Iowa Rejects Request for Lake Protections

Last week, Iowa’s Environmental Protection Commission chose to reject a petition from MRC member group Iowa Environmental Council (IEC) that asked for better water quality protections for Iowa’s recreational lakes.

Iowa has 160 recreational lakes. In the last 12 years, IDNR has closed the state’s beaches nearly 200 times because of harmful algal blooms (HABs) that are formed from excess nitrogen and phosphorus in the water. Drinking water advisories have left towns without clean water to drink.

The Des Moines register reported that IDNR’s Water Quality Bureau Chief admitted more must be done to reduce nitrogen and phosphorus pollution, but then proceeded to vote against the petition. The reason cited was the burden to the individual taxpayer, but MRC has shown many other methods to achieve this pollution reduction instead of billing taxpayers.

Nearly a decade ago, MRC petitioned the EPA to develop numeric limits for pollutants such as nitrogen and phosphorus. After the petition was denied, MRC filed a lawsuit that was, after appeal, rejected.

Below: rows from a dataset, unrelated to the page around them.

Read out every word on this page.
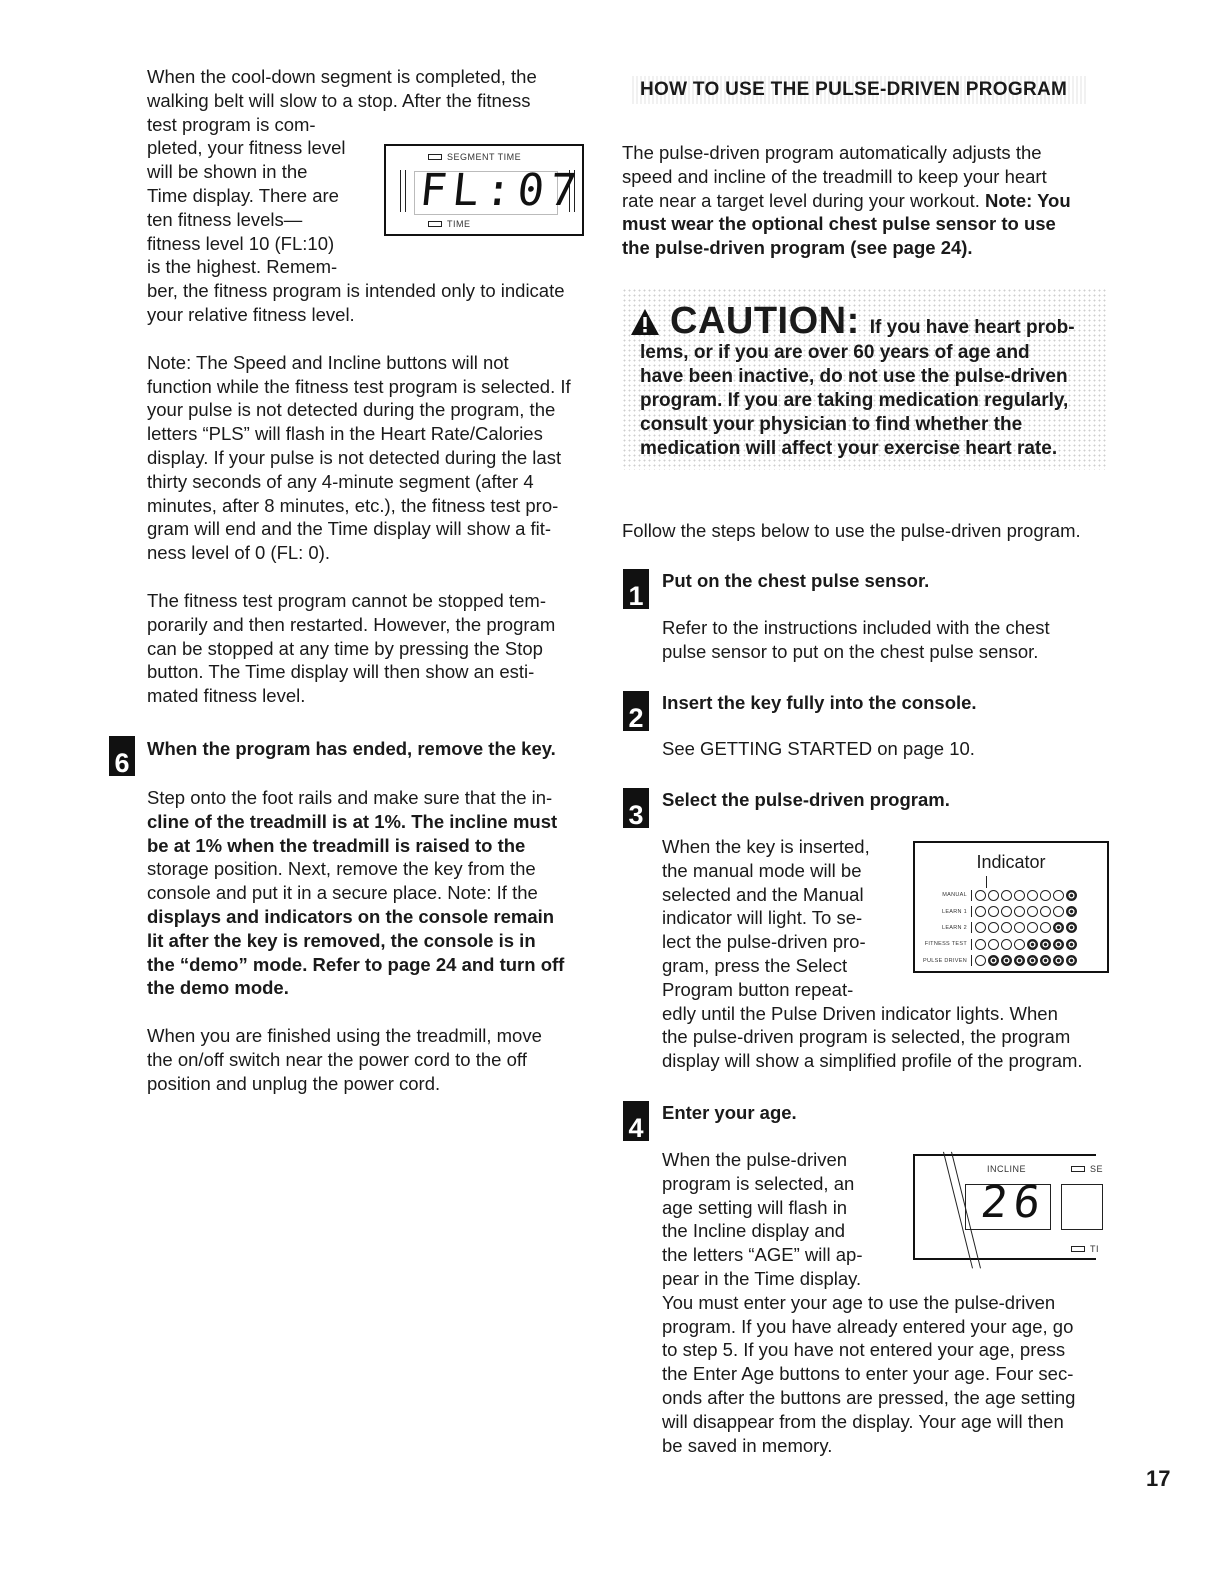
When the cool-down segment is completed, the

walking belt will slow to a stop. After the fitness

test program is com-

pleted, your fitness level

will be shown in the

Time display. There are

ten fitness levels—

fitness level 10 (FL:10)

is the highest. Remem-

ber, the fitness program is intended only to indicate

your relative fitness level.

Note: The Speed and Incline buttons will not

function while the fitness test program is selected. If

your pulse is not detected during the program, the

letters “PLS” will flash in the Heart Rate/Calories

display. If your pulse is not detected during the last

thirty seconds of any 4-minute segment (after 4

minutes, after 8 minutes, etc.), the fitness test pro-

gram will end and the Time display will show a fit-

ness level of 0 (FL: 0).

The fitness test program cannot be stopped tem-

porarily and then restarted. However, the program

can be stopped at any time by pressing the Stop

button. The Time display will then show an esti-

mated fitness level.

SEGMENT TIME
FL:07
TIME
6 When the program has ended, remove the key.

Step onto the foot rails and make sure that the in-

cline of the treadmill is at 1%. The incline must

be at 1% when the treadmill is raised to the

storage position. Next, remove the key from the

console and put it in a secure place. Note: If the

displays and indicators on the console remain

lit after the key is removed, the console is in

the “demo” mode. Refer to page 24 and turn off

the demo mode.

When you are finished using the treadmill, move

the on/off switch near the power cord to the off

position and unplug the power cord.

HOW TO USE THE PULSE-DRIVEN PROGRAM

The pulse-driven program automatically adjusts the

speed and incline of the treadmill to keep your heart

rate near a target level during your workout. Note: You

must wear the optional chest pulse sensor to use

the pulse-driven program (see page 24).

CAUTION: If you have heart prob-
lems, or if you are over 60 years of age and
have been inactive, do not use the pulse-driven
program. If you are taking medication regularly,
consult your physician to find whether the
medication will affect your exercise heart rate.
Follow the steps below to use the pulse-driven program.
1
Put on the chest pulse sensor.

Refer to the instructions included with the chest

pulse sensor to put on the chest pulse sensor.

2
Insert the key fully into the console.
See GETTING STARTED on page 10.
3
Select the pulse-driven program.

When the key is inserted,

the manual mode will be

selected and the Manual

indicator will light. To se-

lect the pulse-driven pro-

gram, press the Select

Program button repeat-

edly until the Pulse Driven indicator lights. When

the pulse-driven program is selected, the program

display will show a simplified profile of the program.

Indicator
MANUAL
LEARN 1
LEARN 2
FITNESS TEST
PULSE DRIVEN
4
Enter your age.

When the pulse-driven

program is selected, an

age setting will flash in

the Incline display and

the letters “AGE” will ap-

pear in the Time display.

You must enter your age to use the pulse-driven

program. If you have already entered your age, go

to step 5. If you have not entered your age, press

the Enter Age buttons to enter your age. Four sec-

onds after the buttons are pressed, the age setting

will disappear from the display. Your age will then

be saved in memory.

INCLINE
26
SE
TI
17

EPA’s strategy is to keep pollution reduction efforts a voluntary measure at the state level, so it urged each to develop a “Nutrient Reduction Strategy (NRS).” MRC’s 2016 report Decades of Delay proved that most of the state NRSs have been utter failures.

Environmental Law & Policy Center (ELPC), another MRC member, stated it was told five years ago to wait on Iowa’s NRS to achieve these reductions. When that proved futile, it filed the petition to IDNR to crack down on nitrogen and phosphorus pollution in Iowa lakes. As stated above, the petition was denied last week.

As the dance around culpability for nitrogen and phosphorus pollution continues, so too does the prevalence of its effects, such as harmful algal blooms, closed beaches, and drinking water warnings.

MRC is currently asking EPA for a meeting with the Assistant Administrator of the Office of Water, Dave Ross, to plead its case for mandatory numeric nutrient standards, without which the vicious cycle of avoiding accountability will continue.